Por que a urgência? As árvores resfriam as selvas de concreto fornecendo sombra e liberando vapor d'água (basicamente, elas suam por nós). Elas também permitem que a água da chuva se infiltre no solo em vez de inundar as ruas - um truque que economizará dinheiro para as cidades à medida que as mudanças climáticas tornam as chuvas mais extremas. Parques melhoram a saúde mental, fazendas urbanas produzem alimentos e empregos, e a vegetação absorve poluentes. Os cientistas propõem um plano de quatro pontos cobrindo financiamento, plantio e manutenção de florestas urbanas - incluindo desde árvores de calçada até arbustos de quintal.

Primeiro obstáculo: dinheiro. A silvicultura urbana não é apenas comprar árvores e cavar buracos; mantê-las custa, especialmente quando são jovens e vulneráveis a pragas. Os pesquisadores argumentam que os governos municipais devem reservar um orçamento dedicado, tratando os espaços verdes como infraestrutura crítica. Mesmo cidades com orçamento apertado se beneficiam: um relatório recente descobriu que cada dólar gasto em parques retorna US$ 3 em benefícios econômicos locais anualmente, graças a cidadãos mais saudáveis e turismo impulsionado.

Segundo: equidade. Bairros mais ricos são mais verdes e frescos, enquanto áreas carentes sofrem com o efeito de ilha de calor urbana - más notícias para pessoas sem ar condicionado. "Então qual é o custo?", perguntou Esperon-Rodriguez. "Eles estão perdendo oportunidades, estão perdendo atividades recreativas. E se não têm ar condicionado, além disso há a questão da saúde."

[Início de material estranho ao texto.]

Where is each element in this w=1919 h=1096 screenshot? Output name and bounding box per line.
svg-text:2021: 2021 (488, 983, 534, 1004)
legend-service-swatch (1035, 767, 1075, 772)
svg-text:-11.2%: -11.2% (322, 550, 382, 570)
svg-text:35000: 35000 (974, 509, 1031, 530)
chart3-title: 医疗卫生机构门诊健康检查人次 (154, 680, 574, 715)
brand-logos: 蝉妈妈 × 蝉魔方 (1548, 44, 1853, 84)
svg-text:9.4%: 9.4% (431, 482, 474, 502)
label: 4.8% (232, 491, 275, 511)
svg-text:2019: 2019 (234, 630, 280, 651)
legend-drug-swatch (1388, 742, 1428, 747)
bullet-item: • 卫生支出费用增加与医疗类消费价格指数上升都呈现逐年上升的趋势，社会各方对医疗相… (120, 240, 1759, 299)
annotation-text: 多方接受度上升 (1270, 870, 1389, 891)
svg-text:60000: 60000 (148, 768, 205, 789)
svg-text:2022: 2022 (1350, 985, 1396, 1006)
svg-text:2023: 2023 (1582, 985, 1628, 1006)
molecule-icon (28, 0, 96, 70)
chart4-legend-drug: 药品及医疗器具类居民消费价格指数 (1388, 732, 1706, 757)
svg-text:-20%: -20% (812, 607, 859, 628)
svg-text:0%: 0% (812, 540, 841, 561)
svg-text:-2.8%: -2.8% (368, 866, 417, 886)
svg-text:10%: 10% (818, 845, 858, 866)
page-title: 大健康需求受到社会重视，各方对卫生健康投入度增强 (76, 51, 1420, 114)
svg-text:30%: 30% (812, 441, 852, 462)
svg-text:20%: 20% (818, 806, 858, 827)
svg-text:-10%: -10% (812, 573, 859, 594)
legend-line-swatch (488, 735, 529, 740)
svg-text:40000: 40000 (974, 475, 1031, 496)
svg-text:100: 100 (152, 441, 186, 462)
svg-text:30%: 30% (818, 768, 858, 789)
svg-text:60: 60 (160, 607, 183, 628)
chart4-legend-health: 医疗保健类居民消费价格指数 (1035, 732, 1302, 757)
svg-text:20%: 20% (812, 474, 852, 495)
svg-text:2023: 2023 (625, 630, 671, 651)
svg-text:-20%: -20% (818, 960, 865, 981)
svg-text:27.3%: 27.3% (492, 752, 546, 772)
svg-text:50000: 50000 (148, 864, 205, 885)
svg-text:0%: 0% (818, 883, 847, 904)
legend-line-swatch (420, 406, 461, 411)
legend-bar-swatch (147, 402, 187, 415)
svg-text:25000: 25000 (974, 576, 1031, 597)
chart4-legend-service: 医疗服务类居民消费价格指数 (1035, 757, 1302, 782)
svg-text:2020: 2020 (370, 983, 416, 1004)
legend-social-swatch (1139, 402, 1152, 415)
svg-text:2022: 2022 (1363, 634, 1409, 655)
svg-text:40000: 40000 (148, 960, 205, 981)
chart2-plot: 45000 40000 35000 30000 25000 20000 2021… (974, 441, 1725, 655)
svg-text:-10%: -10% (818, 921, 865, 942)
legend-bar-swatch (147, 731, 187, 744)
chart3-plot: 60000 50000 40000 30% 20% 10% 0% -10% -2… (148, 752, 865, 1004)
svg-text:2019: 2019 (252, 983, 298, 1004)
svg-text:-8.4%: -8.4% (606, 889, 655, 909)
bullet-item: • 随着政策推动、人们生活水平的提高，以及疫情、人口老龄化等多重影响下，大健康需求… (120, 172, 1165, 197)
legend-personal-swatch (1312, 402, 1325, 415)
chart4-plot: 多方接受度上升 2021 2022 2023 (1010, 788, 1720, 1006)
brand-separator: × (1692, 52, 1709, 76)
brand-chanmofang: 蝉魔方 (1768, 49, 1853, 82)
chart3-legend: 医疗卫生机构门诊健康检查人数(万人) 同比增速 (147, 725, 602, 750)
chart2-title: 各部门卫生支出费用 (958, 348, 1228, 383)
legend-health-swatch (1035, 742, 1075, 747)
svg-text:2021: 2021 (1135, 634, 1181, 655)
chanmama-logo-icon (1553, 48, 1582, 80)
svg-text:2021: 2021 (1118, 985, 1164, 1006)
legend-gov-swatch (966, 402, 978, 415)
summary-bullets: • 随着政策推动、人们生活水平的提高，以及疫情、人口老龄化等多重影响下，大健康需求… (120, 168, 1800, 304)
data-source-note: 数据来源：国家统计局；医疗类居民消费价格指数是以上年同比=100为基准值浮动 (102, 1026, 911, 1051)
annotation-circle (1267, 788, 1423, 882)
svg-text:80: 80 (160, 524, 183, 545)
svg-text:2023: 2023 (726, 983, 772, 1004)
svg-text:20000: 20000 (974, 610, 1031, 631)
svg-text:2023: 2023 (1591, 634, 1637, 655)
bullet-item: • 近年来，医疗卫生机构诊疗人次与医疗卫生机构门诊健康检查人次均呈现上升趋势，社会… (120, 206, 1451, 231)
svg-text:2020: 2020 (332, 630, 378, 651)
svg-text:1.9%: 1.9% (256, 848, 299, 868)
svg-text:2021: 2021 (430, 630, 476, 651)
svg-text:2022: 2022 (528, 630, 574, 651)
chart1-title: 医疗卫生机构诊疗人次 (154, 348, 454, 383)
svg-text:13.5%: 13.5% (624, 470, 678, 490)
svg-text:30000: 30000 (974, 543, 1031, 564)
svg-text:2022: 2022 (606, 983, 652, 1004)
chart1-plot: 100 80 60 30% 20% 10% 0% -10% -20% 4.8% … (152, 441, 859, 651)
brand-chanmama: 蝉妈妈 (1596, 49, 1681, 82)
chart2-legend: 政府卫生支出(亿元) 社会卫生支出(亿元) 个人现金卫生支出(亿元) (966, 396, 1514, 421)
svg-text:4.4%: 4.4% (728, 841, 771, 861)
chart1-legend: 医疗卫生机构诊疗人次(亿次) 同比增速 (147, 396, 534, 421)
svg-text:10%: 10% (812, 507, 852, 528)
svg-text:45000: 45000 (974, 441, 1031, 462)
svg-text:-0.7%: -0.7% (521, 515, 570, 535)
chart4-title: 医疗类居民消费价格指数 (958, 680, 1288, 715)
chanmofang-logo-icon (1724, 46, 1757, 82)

Terceiro: colaboração comunitária. As autoridades não podem simplesmente chegar e plantar árvores. Alguns moradores querem árvores frutíferas; outros se preocupam com manchas de cereja nas calçadas ou alergias ao pólen. Quarto: consagrar a expansão em legislação, não apenas em promessas de campanha. "Isso não é apenas mais durável", disse Esperon-Rodriguez, mas ajuda a responsabilizar os funcionários se eles perderem as metas.

Finalmente, as campanhas devem ser baseadas em evidências: escolher espécies que sobrevivam ao aumento das temperaturas, não apenas aquelas que parecem bonitas. "É uma forma de garantir que o que estamos plantando hoje vai sobreviver nos próximos 10, 20 ou 50 anos", disse Esperon-Rodriguez. Em outras palavras, plante árvores como se o futuro da sua cidade dependesse disso - porque depende.